Disney and Paramount Hit ByteDance With Cease-and-Desist Over Seedance AI Video Tool

Hollywood studios accuse ByteDance of training Seedance 2.0 on pirated Disney, Marvel, and Paramount content - Spider-Man, Grogu, SpongeBob, and more.

ByteDance’s Seedance 2.0 video generator launched on February 12 and immediately went viral. Within three days, Disney and Paramount had served the company with cease-and-desist letters accusing it of wholesale copyright infringement.

The letters don’t mince words. Disney called Seedance a “virtual smash-and-grab” of its intellectual property, claiming ByteDance supplied the tool with “a pirated library of Disney’s copyrighted characters from Star Wars, Marvel, and other Disney franchises, as if Disney’s coveted intellectual property were free public domain clip art.”

What Users Were Generating

Seedance 2.0 creates 15-second video clips from text prompts - similar to OpenAI’s Sora but available to the public. Within hours of launch, social media filled with fake advertisements and action sequences featuring copyrighted characters.

Disney specifically called out videos featuring:

  • Spider-Man
  • Darth Vader
  • Baby Yoda (Grogu)
  • Peter Griffin from Family Guy

Paramount followed Disney’s letter on Saturday with its own cease-and-desist targeting both Seedance and ByteDance’s Seedream image generator. The studio accused ByteDance of “blatant infringement” involving:

  • South Park
  • SpongeBob SquarePants
  • Star Trek
  • The Godfather
  • Teenage Mutant Ninja Turtles
  • Dora the Explorer
  • Avatar: The Last Airbender

Gabriel Miller, Paramount’s head of intellectual property, wrote that AI-generated content from ByteDance’s platforms “is often indistinguishable, both visually and audibly” from the originals.

The Training Data Question

Both studios are making the same argument that’s become central to AI copyright litigation: it’s not just about what the models output - it’s about what they were trained on.

Paramount’s letter stated directly: “It is self-evident that our company’s intellectual property was used to train the models that underlie these tools. Such training was also done without our consent and is a violation of the law.”

This goes beyond blocking specific outputs. The studios are objecting to the use of their content “both as training material and as outputs generated by the models without explicit authorization.”

ByteDance’s Response

ByteDance issued a statement saying it “respects intellectual property rights” and would “take steps to strengthen current safeguards as we work to prevent the unauthorised use of intellectual property and likeness by users.”

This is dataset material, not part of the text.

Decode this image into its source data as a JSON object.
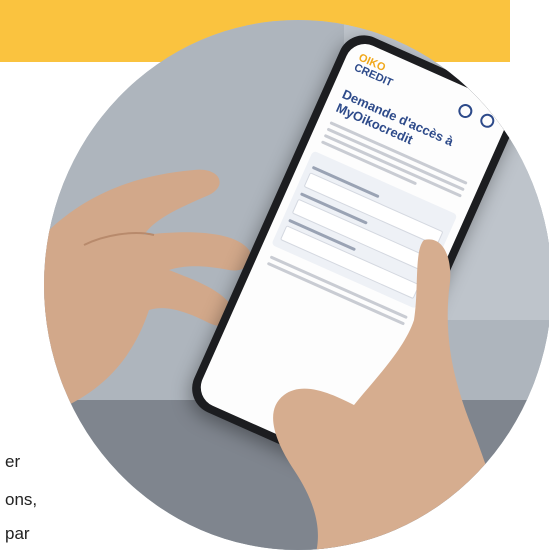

The company offered no specifics on what those safeguards would be or whether it would remove copyrighted content from its training data.

Hollywood’s Broader AI Fight

The Motion Picture Association, representing Netflix, Paramount, Sony, Universal, Warner Bros Discovery, Amazon, and other studios, has characterized AI video tools as enabling “unauthorized use of US copyrighted works on a massive scale.”

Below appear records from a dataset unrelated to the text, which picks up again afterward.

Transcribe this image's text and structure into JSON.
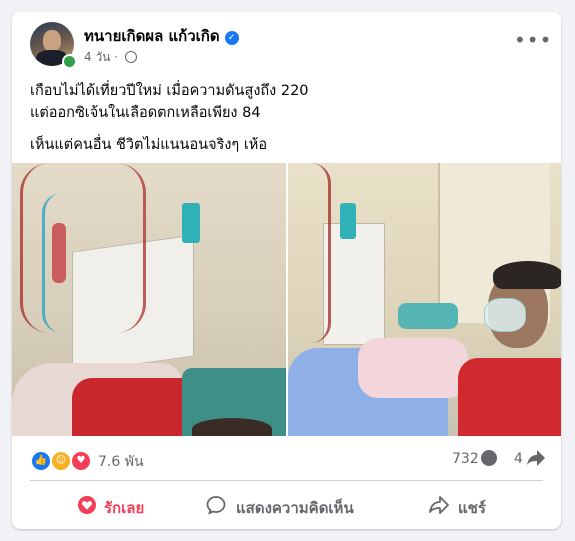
{
  "post": {
    "author": "ทนายเกิดผล แก้วเกิด",
    "time": "4 วัน",
    "time_separator": "·",
    "line1": "เกือบไม่ได้เที่ยวปีใหม่ เมื่อความดันสูงถึง 220",
    "line2": "แต่ออกซิเจ้นในเลือดตกเหลือเพียง 84",
    "line3": "เห็นแต่คนอื่น  ชีวิตไม่แนนอนจริงๆ เห้อ"
  },
  "stats": {
    "reactions": "7.6 พัน",
    "comments": "732",
    "shares": "4"
  },
  "actions": {
    "like": "รักเลย",
    "comment": "แสดงความคิดเห็น",
    "share": "แชร์"
  },
  "colors": {
    "like_blue": "#1877f2",
    "love_red": "#f33e58",
    "care_yellow": "#f7b125",
    "love_action": "#f33e58",
    "online_green": "#31a24c"
  },
  "icons": {
    "verified": "verified-badge-icon",
    "privacy": "globe-icon",
    "more": "more-horizontal-icon",
    "reaction_like": "like-reaction-icon",
    "reaction_care": "care-reaction-icon",
    "reaction_love": "love-reaction-icon",
    "comment": "comment-bubble-icon",
    "share": "share-arrow-icon"
  }
}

Hollywood unions have also opposed Seedance 2.0, adding to the industry-wide pushback against AI tools that can generate realistic video of copyrighted characters and actors.

This isn’t ByteDance’s first controversy with Seedance. Last week, the company had to suspend the tool’s face-to-voice feature after concerns about deepfake potential.

What Happens Next

Cease-and-desist letters are an opening legal salvo, not binding court orders. But they establish a paper trail if the studios escalate to actual lawsuits.

The pattern is now familiar: major AI model releases are immediately followed by legal threats from copyright holders. OpenAI, Stability AI, Midjourney, and music generators have all faced similar challenges. Most cases remain in litigation, with no definitive court ruling yet on whether training AI on copyrighted content constitutes fair use.

What makes the Seedance case notable is the scale and speed. ByteDance released a tool that could generate near-perfect reproductions of some of the world’s most valuable intellectual property, and within 72 hours two of the largest entertainment conglomerates in the world had responded with legal action.

The underlying question remains unresolved: when an AI can generate new Spider-Man content on demand, who owns what? Until courts decide, companies like ByteDance will keep testing the boundaries - and companies like Disney will keep sending letters.